Archive for December, 2010

Dolphins, Butterflies and Crazy Texter

December 5, 2010

India. For those of you who’ve been here – a reminder of how crazy it can be … and for those of you who haven’t (yet) had the pleasure, this will serve as an introduction to the country’s spirited and joyful anarchy …

India, as always, weaves a divine web of experiences – every day providing the unexpected, the joyous, the surreal and the utterly comical. It somehow though always manages to provide time to reflect, read, write or whatever we need to escape pressures and the often artificial timetables we create to fill our day with what we think we have to do to justify our existence or simply to survive.

The problem of course is that we so often fill our time with what WE think we need or what others expect of us. It doesn’t work quite like that here – our conditioned auto-pilot is often quite simply not allowed to function. The intensity of life challenges the foundations of what we do and what we think on a daily basis. That happens wherever we are obviously but somehow here, because of the intensity, it’s not so easy to brush the challenges aside. In India you have to be pretty entrenched in your beliefs not to be affected by a very different view of the world, alien to most of us, which constantly shocks, amuses and seduces us into new, exciting and unknown territories. It would be foolhardy, if not downright churlish, not to embrace the revelations to be discovered.

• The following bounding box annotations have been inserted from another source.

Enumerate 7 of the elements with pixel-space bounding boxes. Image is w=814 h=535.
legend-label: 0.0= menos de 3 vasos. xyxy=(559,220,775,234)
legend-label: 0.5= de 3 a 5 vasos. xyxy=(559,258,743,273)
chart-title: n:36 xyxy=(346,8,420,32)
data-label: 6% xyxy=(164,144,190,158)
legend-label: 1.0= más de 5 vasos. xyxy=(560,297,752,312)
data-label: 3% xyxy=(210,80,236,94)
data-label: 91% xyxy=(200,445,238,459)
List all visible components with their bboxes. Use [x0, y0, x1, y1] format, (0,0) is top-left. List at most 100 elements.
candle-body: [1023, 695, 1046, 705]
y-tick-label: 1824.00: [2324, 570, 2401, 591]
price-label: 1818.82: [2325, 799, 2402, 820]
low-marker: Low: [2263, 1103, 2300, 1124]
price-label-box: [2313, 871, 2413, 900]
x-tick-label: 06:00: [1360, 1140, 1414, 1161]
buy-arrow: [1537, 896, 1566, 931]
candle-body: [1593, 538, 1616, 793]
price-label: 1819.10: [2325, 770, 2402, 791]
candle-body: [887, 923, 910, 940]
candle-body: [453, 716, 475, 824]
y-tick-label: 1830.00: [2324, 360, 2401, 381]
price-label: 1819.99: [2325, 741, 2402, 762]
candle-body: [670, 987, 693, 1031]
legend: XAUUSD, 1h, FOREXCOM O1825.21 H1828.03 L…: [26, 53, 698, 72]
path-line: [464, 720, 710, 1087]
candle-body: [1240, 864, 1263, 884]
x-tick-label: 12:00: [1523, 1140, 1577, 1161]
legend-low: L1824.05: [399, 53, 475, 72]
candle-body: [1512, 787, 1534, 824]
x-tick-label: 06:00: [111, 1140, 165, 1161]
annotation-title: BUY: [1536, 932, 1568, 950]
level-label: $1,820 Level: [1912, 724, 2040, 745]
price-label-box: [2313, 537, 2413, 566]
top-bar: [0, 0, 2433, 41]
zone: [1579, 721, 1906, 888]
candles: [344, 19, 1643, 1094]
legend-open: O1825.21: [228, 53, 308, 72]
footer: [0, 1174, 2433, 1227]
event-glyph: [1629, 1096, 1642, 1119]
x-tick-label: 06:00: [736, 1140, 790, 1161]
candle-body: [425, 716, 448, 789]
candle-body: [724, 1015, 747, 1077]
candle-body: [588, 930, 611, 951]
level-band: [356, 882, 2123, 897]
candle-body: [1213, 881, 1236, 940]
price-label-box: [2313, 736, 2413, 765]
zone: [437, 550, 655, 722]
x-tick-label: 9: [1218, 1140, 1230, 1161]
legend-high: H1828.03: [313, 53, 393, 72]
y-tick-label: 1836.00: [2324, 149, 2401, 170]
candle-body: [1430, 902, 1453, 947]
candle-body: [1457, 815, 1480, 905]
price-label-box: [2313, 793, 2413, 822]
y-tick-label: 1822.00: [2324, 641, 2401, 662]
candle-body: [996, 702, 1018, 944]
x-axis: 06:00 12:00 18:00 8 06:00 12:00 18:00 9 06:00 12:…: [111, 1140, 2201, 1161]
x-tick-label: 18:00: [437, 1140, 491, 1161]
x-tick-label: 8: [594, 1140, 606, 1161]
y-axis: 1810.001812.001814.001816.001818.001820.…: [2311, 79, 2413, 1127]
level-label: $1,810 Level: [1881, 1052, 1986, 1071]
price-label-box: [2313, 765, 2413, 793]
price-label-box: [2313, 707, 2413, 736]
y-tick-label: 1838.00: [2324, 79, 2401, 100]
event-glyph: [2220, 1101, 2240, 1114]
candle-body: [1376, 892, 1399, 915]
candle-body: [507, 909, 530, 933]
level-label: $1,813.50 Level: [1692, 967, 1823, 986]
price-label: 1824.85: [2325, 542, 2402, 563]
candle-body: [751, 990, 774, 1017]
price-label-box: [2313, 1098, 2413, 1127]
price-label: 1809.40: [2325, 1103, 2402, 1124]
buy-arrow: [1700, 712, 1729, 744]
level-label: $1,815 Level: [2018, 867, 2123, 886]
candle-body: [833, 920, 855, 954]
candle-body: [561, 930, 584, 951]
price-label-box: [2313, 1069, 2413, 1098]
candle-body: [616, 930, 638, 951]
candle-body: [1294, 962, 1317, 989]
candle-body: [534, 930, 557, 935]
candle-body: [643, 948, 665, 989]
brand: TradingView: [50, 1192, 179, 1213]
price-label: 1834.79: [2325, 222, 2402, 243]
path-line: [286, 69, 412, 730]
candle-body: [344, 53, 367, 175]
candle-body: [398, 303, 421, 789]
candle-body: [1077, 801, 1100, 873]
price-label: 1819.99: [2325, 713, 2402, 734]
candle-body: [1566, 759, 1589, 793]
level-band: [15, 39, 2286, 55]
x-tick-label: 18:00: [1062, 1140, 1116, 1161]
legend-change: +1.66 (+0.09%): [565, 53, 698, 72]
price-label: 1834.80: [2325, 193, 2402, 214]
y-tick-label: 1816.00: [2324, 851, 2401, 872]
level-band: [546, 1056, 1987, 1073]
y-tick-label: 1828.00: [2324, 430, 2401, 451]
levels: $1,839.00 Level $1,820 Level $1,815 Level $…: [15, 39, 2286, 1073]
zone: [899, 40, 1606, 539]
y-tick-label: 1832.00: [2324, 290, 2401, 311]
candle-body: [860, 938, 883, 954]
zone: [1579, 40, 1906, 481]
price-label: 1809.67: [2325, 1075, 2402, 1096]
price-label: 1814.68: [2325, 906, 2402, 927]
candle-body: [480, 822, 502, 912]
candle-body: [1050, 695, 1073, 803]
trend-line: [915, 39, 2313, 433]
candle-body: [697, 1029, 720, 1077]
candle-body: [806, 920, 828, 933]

The best advice I ever had about visiting India was when I left England for the Himalayas in the mid-70’s and it came from a shop-keeper in Paddington, England. “Whatever you expect India to be or whatever you expect you might find there, I can guarantee it will be something completely different that you see and discover.” How right he was then – and still is now. This country has a unique and curious alchemy that continually surprises, bewilders and rejuvenates.

We saw a dozen dolphins cruise along the beach, not a hundred yards from shore – a sight to make the heart leap. A young novice offered me a prayer and it felt like my soul had been brushed by butterfly wings. I have been confined to my room for five evenings – my foot wrapped in bandages. It’s supposed to be sunny but we have tropical rainstorms which are dazzlingly beautiful as waves of blue lightning blaze through the coconut groves. We have seen temple elephants, butterflies and rare tropical birds.

Tomorrow? … well … exactly.

Metallica will have to wait until I get back to Blighty. The wooden keyboard I’m using requires a sledge-hammer to operate the Shift Key. That and the steam-driven hard-drive conspire to destroy spontaneity and to inhibit the number of sentences I can write without resorting to using the sledge-hammer to put this pathetic bloody-minded machine out of its misery.